You need to have support systems and people to manage issues stemming from trial>live upgrades and general trial issues. And finally you need to bolster your platforms to survive the onslaught on legions of new players looking to poke about in your treasured title.
These all take people away who could be working on the live game.
2) Sales reasons
A certain proportion of gamers will buy a new title purely based on hype alone, or to be part of the launch event that everyone is talking about. The thinking goes it is better to capitalize on the day 1 sales and try and win over the on-the-fencers at a later date. Why risk these sales with a free trial – particularly if the launch version is a buggy mess?
3) Unaware of the importance of trials
When I used to read Commodore Amiga magazines, each issue came with a cover (floppy) disk with several demos/shareware games.

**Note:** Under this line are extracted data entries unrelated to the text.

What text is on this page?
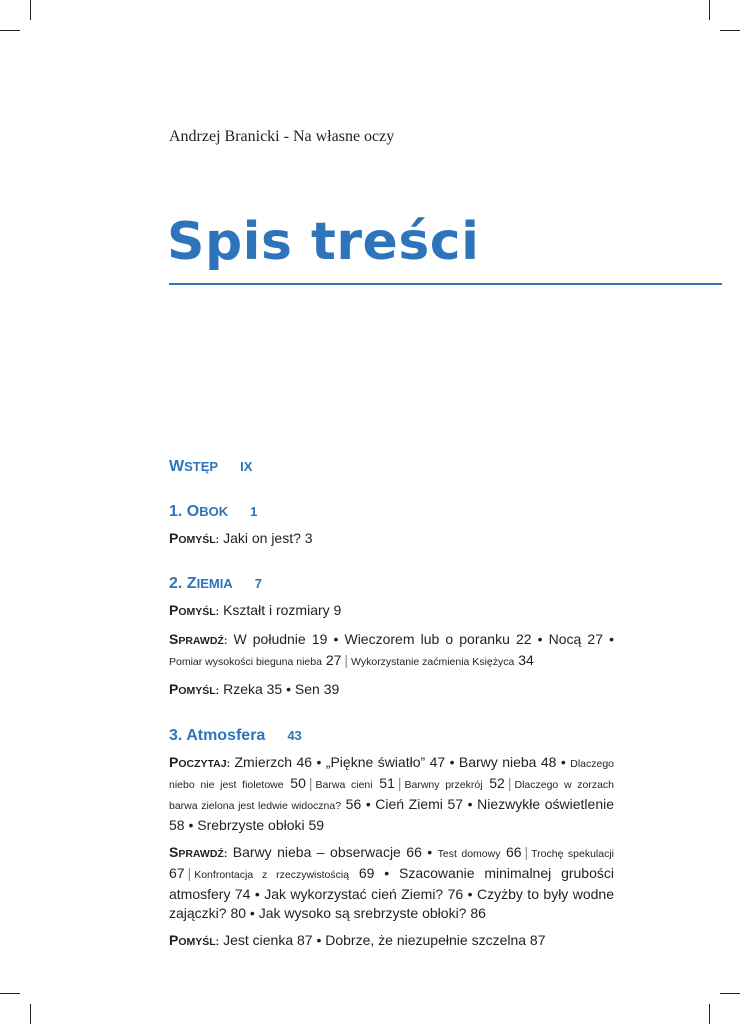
Andrzej Branicki - Na własne oczy
Spis treści
WSTĘP IX
1. OBOK 1
POMYŚL: Jaki on jest? 3
2. ZIEMIA 7
POMYŚL: Kształt i rozmiary 9
SPRAWDŹ: W południe 19 • Wieczorem lub o poranku 22 • Nocą 27 • Pomiar wysokości bieguna nieba 27 | Wykorzystanie zaćmienia Księżyca 34
POMYŚL: Rzeka 35 • Sen 39
3. Atmosfera 43
POCZYTAJ: Zmierzch 46 • „Piękne światło” 47 • Barwy nieba 48 • Dlaczego niebo nie jest fioletowe 50 | Barwa cieni 51 | Barwny przekrój 52 | Dlaczego w zorzach barwa zielona jest ledwie widoczna? 56 • Cień Ziemi 57 • Niezwykłe oświetlenie 58 • Srebrzyste obłoki 59
SPRAWDŹ: Barwy nieba – obserwacje 66 • Test domowy 66 | Trochę spekulacji 67 | Konfrontacja z rzeczywistością 69 • Szacowanie minimalnej grubości atmosfery 74 • Jak wykorzystać cień Ziemi? 76 • Czyżby to były wodne zajączki? 80 • Jak wysoko są srebrzyste obłoki? 86
POMYŚL: Jest cienka 87 • Dobrze, że niezupełnie szczelna 87
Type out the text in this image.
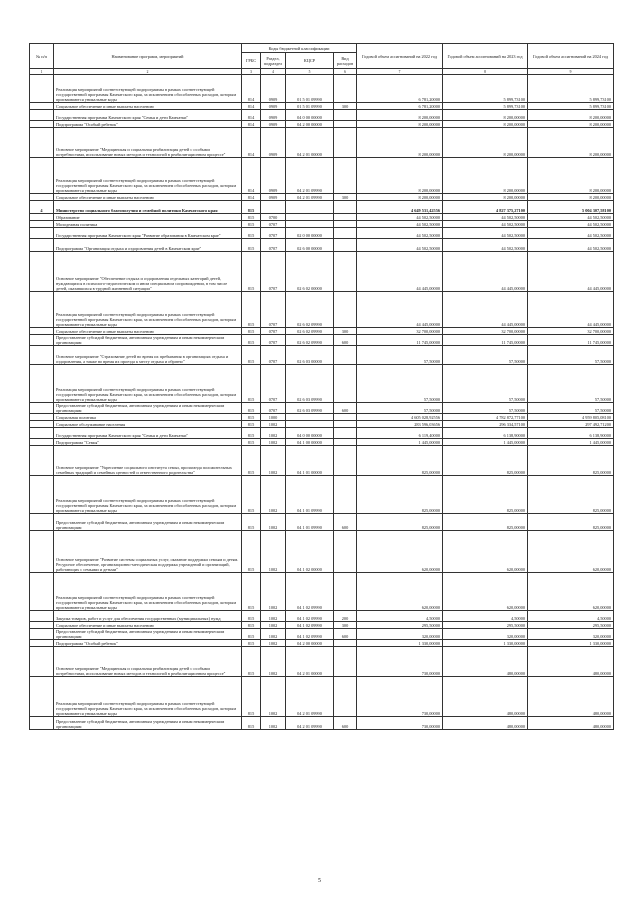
№ п/п	Наименование программ, мероприятий	Коды бюджетной классификации				Годовой объем ассигнований на 2022 год	Годовой объем ассигнований на 2023 год	Годовой объем ассигнований на 2024 год
		ГРБС	Раздел, подраздел	КЦСР	Вид расходов			
1	2	3	4	5	6	7	8	9
	Реализация мероприятий соответствующей подпрограммы в рамках соответствующей государственной программы Камчатского края, за исключением обособленных расходов, которым присваиваются уникальные коды	814	0909	01 5 01 09990		6 781,20000	5 899,73100	5 899,73100
	Социальное обеспечение и иные выплаты населению	814	0909	01 5 01 09990	300	6 781,20000	5 899,73100	5 899,73100
	Государственная программа Камчатского края "Семья и дети Камчатки"	814	0909	04 0 00 00000		8 200,00000	8 200,00000	8 200,00000
	Подпрограмма "Особый ребенок"	814	0909	04 2 00 00000		8 200,00000	8 200,00000	8 200,00000
	Основное мероприятие "Медицинская и социальная реабилитация детей с особыми потребностями, использование новых методов и технологий в реабилитационном процессе"	814	0909	04 2 01 00000		8 200,00000	8 200,00000	8 200,00000
	Реализация мероприятий соответствующей подпрограммы в рамках соответствующей государственной программы Камчатского края, за исключением обособленных расходов, которым присваиваются уникальные коды	814	0909	04 2 01 09990		8 200,00000	8 200,00000	8 200,00000
	Социальное обеспечение и иные выплаты населению	814	0909	04 2 01 09990	300	8 200,00000	8 200,00000	8 200,00000
4	Министерство социального благополучия и семейной политики Камчатского края	815				4 649 531,42556	4 827 375,27100	5 004 307,58100
	Образование	815	0700			44 502,50000	44 502,50000	44 502,50000
	Молодежная политика	815	0707			44 502,50000	44 502,50000	44 502,50000
	Государственная программа Камчатского края "Развитие образования в Камчатском крае"	815	0707	02 0 00 00000		44 502,50000	44 502,50000	44 502,50000
	Подпрограмма "Организация отдыха и оздоровления детей в Камчатском крае"	815	0707	02 6 00 00000		44 502,50000	44 502,50000	44 502,50000
	Основное мероприятие "Обеспечение отдыха и оздоровления отдельных категорий детей, нуждающихся в психолого-педагогическом и ином специальном сопровождении, в том числе детей, оказавшихся в трудной жизненной ситуации"	815	0707	02 6 02 00000		44 445,00000	44 445,00000	44 445,00000
	Реализация мероприятий соответствующей подпрограммы в рамках соответствующей государственной программы Камчатского края, за исключением обособленных расходов, которым присваиваются уникальные коды	815	0707	02 6 02 09990		44 445,00000	44 445,00000	44 445,00000
	Социальное обеспечение и иные выплаты населению	815	0707	02 6 02 09990	300	32 700,00000	32 700,00000	32 700,00000
	Предоставление субсидий бюджетным, автономным учреждениям и иным некоммерческим организациям	815	0707	02 6 02 09990	600	11 745,00000	11 745,00000	11 745,00000
	Основное мероприятие "Страхование детей во время их пребывания в организациях отдыха и оздоровления, а также во время их проезда к месту отдыха и обратно"	815	0707	02 6 03 00000		57,50000	57,50000	57,50000
	Реализация мероприятий соответствующей подпрограммы в рамках соответствующей государственной программы Камчатского края, за исключением обособленных расходов, которым присваиваются уникальные коды	815	0707	02 6 03 09990		57,50000	57,50000	57,50000
	Предоставление субсидий бюджетным, автономным учреждениям и иным некоммерческим организациям	815	0707	02 6 03 09990	600	57,50000	57,50000	57,50000
	Социальная политика	815	1000			4 605 028,92556	4 782 872,77100	4 959 805,08100
	Социальное обслуживание населения	815	1002			283 596,03656	296 334,57100	297 492,71200
	Государственная программа Камчатского края "Семья и дети Камчатки"	815	1002	04 0 00 00000		6 119,40000	6 138,90000	6 138,90000
	Подпрограмма "Семья"	815	1002	04 1 00 00000		1 445,00000	1 445,00000	1 445,00000
	Основное мероприятие "Укрепление социального института семьи, пропаганда положительных семейных традиций и семейных ценностей и ответственного родительства"	815	1002	04 1 01 00000		825,00000	825,00000	825,00000
	Реализация мероприятий соответствующей подпрограммы в рамках соответствующей государственной программы Камчатского края, за исключением обособленных расходов, которым присваиваются уникальные коды	815	1002	04 1 01 09990		825,00000	825,00000	825,00000
	Предоставление субсидий бюджетным, автономным учреждениям и иным некоммерческим организациям	815	1002	04 1 01 09990	600	825,00000	825,00000	825,00000
	Основное мероприятие "Развитие системы социальных услуг, оказание поддержки семьям и детям. Ресурсное обеспечение, организационно-методическая поддержка учреждений и организаций, работающих с семьями и детьми"	815	1002	04 1 02 00000		620,00000	620,00000	620,00000
	Реализация мероприятий соответствующей подпрограммы в рамках соответствующей государственной программы Камчатского края, за исключением обособленных расходов, которым присваиваются уникальные коды	815	1002	04 1 02 09990		620,00000	620,00000	620,00000
	Закупка товаров, работ и услуг для обеспечения государственных (муниципальных) нужд	815	1002	04 1 02 09990	200	4,50000	4,50000	4,50000
	Социальное обеспечение и иные выплаты населению	815	1002	04 1 02 09990	300	295,50000	295,50000	295,50000
	Предоставление субсидий бюджетным, автономным учреждениям и иным некоммерческим организациям	815	1002	04 1 02 09990	600	320,00000	320,00000	320,00000
	Подпрограмма "Особый ребенок"	815	1002	04 2 00 00000		1 330,00000	1 330,00000	1 330,00000
	Основное мероприятие "Медицинская и социальная реабилитация детей с особыми потребностями, использование новых методов и технологий в реабилитационном процессе"	815	1002	04 2 01 00000		730,00000	480,00000	480,00000
	Реализация мероприятий соответствующей подпрограммы в рамках соответствующей государственной программы Камчатского края, за исключением обособленных расходов, которым присваиваются уникальные коды	815	1002	04 2 01 09990		730,00000	480,00000	480,00000
	Предоставление субсидий бюджетным, автономным учреждениям и иным некоммерческим организациям	815	1002	04 2 01 09990	600	730,00000	480,00000	480,00000
5
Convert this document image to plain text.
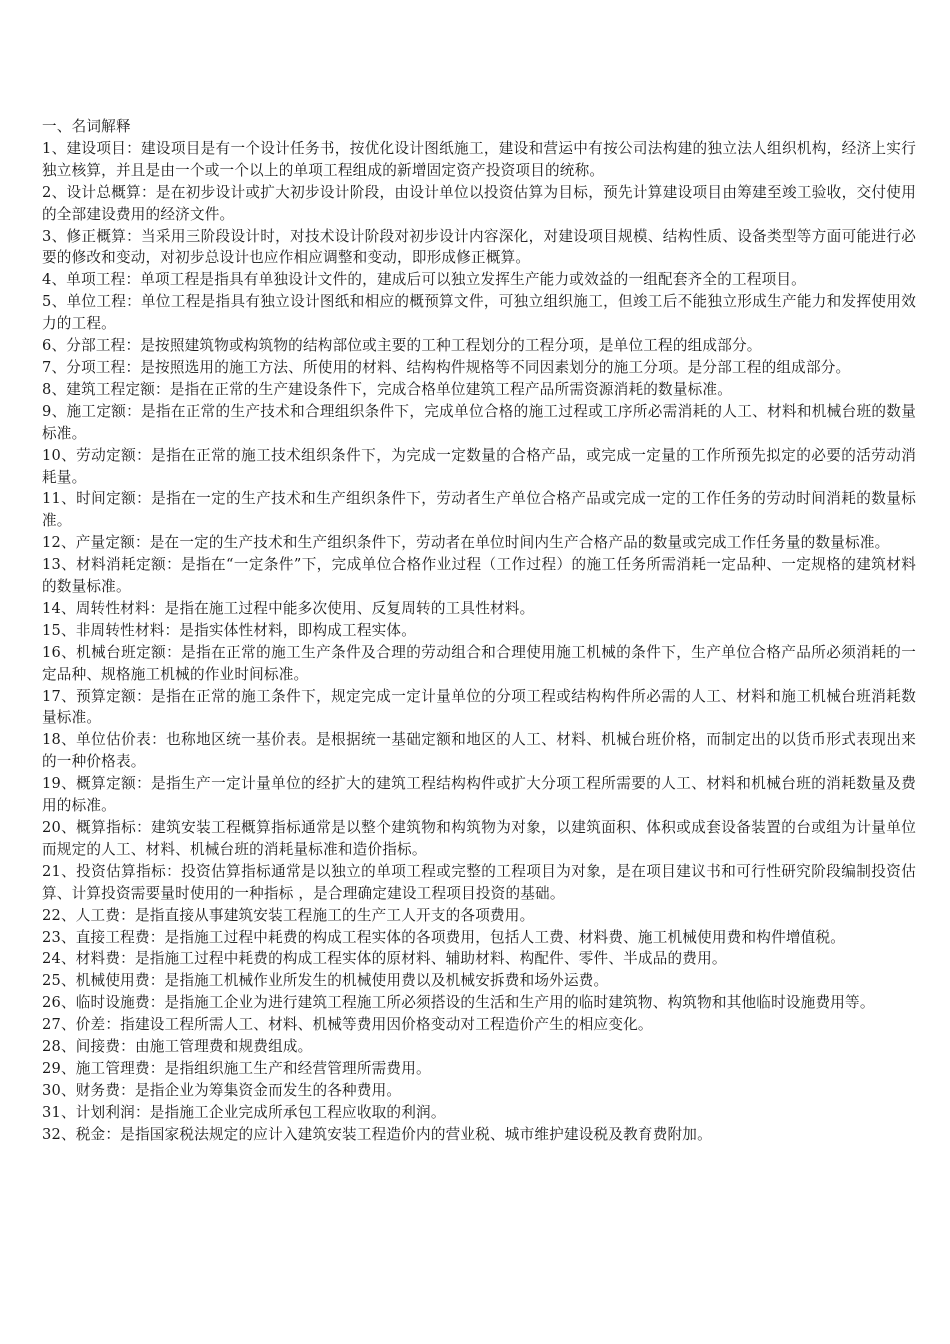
一、名词解释
1、建设项目：建设项目是有一个设计任务书，按优化设计图纸施工，建设和营运中有按公司法构建的独立法人组织机构，经济上实行独立核算，并且是由一个或一个以上的单项工程组成的新增固定资产投资项目的统称。
2、设计总概算：是在初步设计或扩大初步设计阶段，由设计单位以投资估算为目标，预先计算建设项目由筹建至竣工验收，交付使用的全部建设费用的经济文件。
3、修正概算：当采用三阶段设计时，对技术设计阶段对初步设计内容深化，对建设项目规模、结构性质、设备类型等方面可能进行必要的修改和变动，对初步总设计也应作相应调整和变动，即形成修正概算。
4、单项工程：单项工程是指具有单独设计文件的，建成后可以独立发挥生产能力或效益的一组配套齐全的工程项目。
5、单位工程：单位工程是指具有独立设计图纸和相应的概预算文件，可独立组织施工，但竣工后不能独立形成生产能力和发挥使用效力的工程。
6、分部工程：是按照建筑物或构筑物的结构部位或主要的工种工程划分的工程分项，是单位工程的组成部分。
7、分项工程：是按照选用的施工方法、所使用的材料、结构构件规格等不同因素划分的施工分项。是分部工程的组成部分。
8、建筑工程定额：是指在正常的生产建设条件下，完成合格单位建筑工程产品所需资源消耗的数量标准。
9、施工定额：是指在正常的生产技术和合理组织条件下，完成单位合格的施工过程或工序所必需消耗的人工、材料和机械台班的数量标准。
10、劳动定额：是指在正常的施工技术组织条件下，为完成一定数量的合格产品，或完成一定量的工作所预先拟定的必要的活劳动消耗量。
11、时间定额：是指在一定的生产技术和生产组织条件下，劳动者生产单位合格产品或完成一定的工作任务的劳动时间消耗的数量标准。
12、产量定额：是在一定的生产技术和生产组织条件下，劳动者在单位时间内生产合格产品的数量或完成工作任务量的数量标准。
13、材料消耗定额：是指在“一定条件”下，完成单位合格作业过程（工作过程）的施工任务所需消耗一定品种、一定规格的建筑材料的数量标准。
14、周转性材料：是指在施工过程中能多次使用、反复周转的工具性材料。
15、非周转性材料：是指实体性材料，即构成工程实体。
16、机械台班定额：是指在正常的施工生产条件及合理的劳动组合和合理使用施工机械的条件下，生产单位合格产品所必须消耗的一定品种、规格施工机械的作业时间标准。
17、预算定额：是指在正常的施工条件下，规定完成一定计量单位的分项工程或结构构件所必需的人工、材料和施工机械台班消耗数量标准。
18、单位估价表：也称地区统一基价表。是根据统一基础定额和地区的人工、材料、机械台班价格，而制定出的以货币形式表现出来的一种价格表。
19、概算定额：是指生产一定计量单位的经扩大的建筑工程结构构件或扩大分项工程所需要的人工、材料和机械台班的消耗数量及费用的标准。
20、概算指标：建筑安装工程概算指标通常是以整个建筑物和构筑物为对象，以建筑面积、体积或成套设备装置的台或组为计量单位而规定的人工、材料、机械台班的消耗量标准和造价指标。
21、投资估算指标：投资估算指标通常是以独立的单项工程或完整的工程项目为对象，是在项目建议书和可行性研究阶段编制投资估算、计算投资需要量时使用的一种指标 ，是合理确定建设工程项目投资的基础。
22、人工费：是指直接从事建筑安装工程施工的生产工人开支的各项费用。
23、直接工程费：是指施工过程中耗费的构成工程实体的各项费用，包括人工费、材料费、施工机械使用费和构件增值税。
24、材料费：是指施工过程中耗费的构成工程实体的原材料、辅助材料、构配件、零件、半成品的费用。
25、机械使用费：是指施工机械作业所发生的机械使用费以及机械安拆费和场外运费。
26、临时设施费：是指施工企业为进行建筑工程施工所必须搭设的生活和生产用的临时建筑物、构筑物和其他临时设施费用等。
27、价差：指建设工程所需人工、材料、机械等费用因价格变动对工程造价产生的相应变化。
28、间接费：由施工管理费和规费组成。
29、施工管理费：是指组织施工生产和经营管理所需费用。
30、财务费：是指企业为筹集资金而发生的各种费用。
31、计划利润：是指施工企业完成所承包工程应收取的利润。
32、税金：是指国家税法规定的应计入建筑安装工程造价内的营业税、城市维护建设税及教育费附加。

Developers understood that the only way to get publicity for their titles and to stand out in the market place was to let the games speak for themselves. Today the message that a demo will enable you to sell more games has become lost knowledge. I’m not sure publishers fully appreciate the revenue uplift available from making some of their content accessible for free.
Hopefully more PC publishers/developers will take a hint from the mobile apps world, where free demos are ubiquitous and understood as the strongest marketing tool in the box. With free betas now out of the window, try before you buy is still as important as ever.